SGLT2-Hemmer werden heute nicht nur als Antidiabetika zur Therapie des Typ-2-Diabetes eingesetzt – sie schützen auch Herz und Nieren. Im Fokus stehen in den letzten Jahren Indikationserweiterungen für Herz- und Niereninsuffizienz. Was bedeutet das für den Herz- und Nierenschutz von Menschen mit Typ-2-Diabetes?
Prof. Dr. Christoph Wanner: Man kann die SGLT-2-Hemmer jetzt als organprotektive Therapien auffassen. Die Erweiterung der Indikationen zur Behandlung der kardiovaskulären Erkrankungen der HFpF und HFrEF und die jetzt relativ breite Indikation für chronische Nierenerkrankung machen es für Allgemeinärzt*innen und Internist*innen sehr einfach, diese Therapien anzuwenden, zumal sie inzwischen größtenteils Praxisbesonderheiten sind, also Wirkstoffe mit Sonderrolle in der Wirtschaftlichkeitsprüfung.
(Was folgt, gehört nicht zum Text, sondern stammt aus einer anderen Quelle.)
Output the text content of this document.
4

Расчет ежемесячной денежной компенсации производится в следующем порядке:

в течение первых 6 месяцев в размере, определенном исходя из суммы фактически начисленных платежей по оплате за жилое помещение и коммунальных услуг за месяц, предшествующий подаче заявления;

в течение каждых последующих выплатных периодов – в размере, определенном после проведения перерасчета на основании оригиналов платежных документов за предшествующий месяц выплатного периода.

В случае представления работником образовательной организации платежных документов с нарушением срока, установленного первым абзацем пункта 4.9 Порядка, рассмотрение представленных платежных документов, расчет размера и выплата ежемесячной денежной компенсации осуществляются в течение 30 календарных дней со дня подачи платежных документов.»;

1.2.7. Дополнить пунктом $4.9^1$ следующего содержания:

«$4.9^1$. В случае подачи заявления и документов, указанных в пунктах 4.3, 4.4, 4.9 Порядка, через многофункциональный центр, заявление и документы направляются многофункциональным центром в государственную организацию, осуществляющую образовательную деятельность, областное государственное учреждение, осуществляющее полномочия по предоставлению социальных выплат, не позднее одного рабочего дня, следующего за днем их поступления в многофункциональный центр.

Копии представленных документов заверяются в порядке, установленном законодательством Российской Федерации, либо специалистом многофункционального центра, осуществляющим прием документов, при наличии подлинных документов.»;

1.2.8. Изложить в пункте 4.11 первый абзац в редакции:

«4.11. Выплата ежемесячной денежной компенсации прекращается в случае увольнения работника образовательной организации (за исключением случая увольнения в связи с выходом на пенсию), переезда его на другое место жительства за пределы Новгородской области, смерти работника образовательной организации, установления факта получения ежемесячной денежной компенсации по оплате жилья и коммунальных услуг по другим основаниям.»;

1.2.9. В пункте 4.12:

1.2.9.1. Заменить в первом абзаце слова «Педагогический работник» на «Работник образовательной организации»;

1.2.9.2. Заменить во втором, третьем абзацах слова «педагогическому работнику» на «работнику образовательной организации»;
Die Kritik daran ist, dass es die Therapien eventuell zu einfach macht, wenn man nicht mehr zwischen diastolischer oder systolischer Dysfunktion (HFpF, HFrEF) unterscheiden muss. Es stellen sich Fragen wie: Muss bei den Patient*innen noch ein Herzecho gemacht werden? Braucht man den NT-pro-BNP-Wert noch? Oder kann man einfach nach klinischer Symptomatik vorgehen, um die Herzinsuffizienz zu behandeln. Aufgrund des einfachen Zugangs zu diesen Medikamenten sind sie mittlerweile Standard of Care geworden und auch übergreifend in alle Versorgungsleitlinien – internationale und jetzt auch nationale – aufgenommen worden. Dies mit relativ homogener Sprache, also ohne Dissens. Die Daten sind für die regulatorischen Behörden demnach ziemlich eindeutig.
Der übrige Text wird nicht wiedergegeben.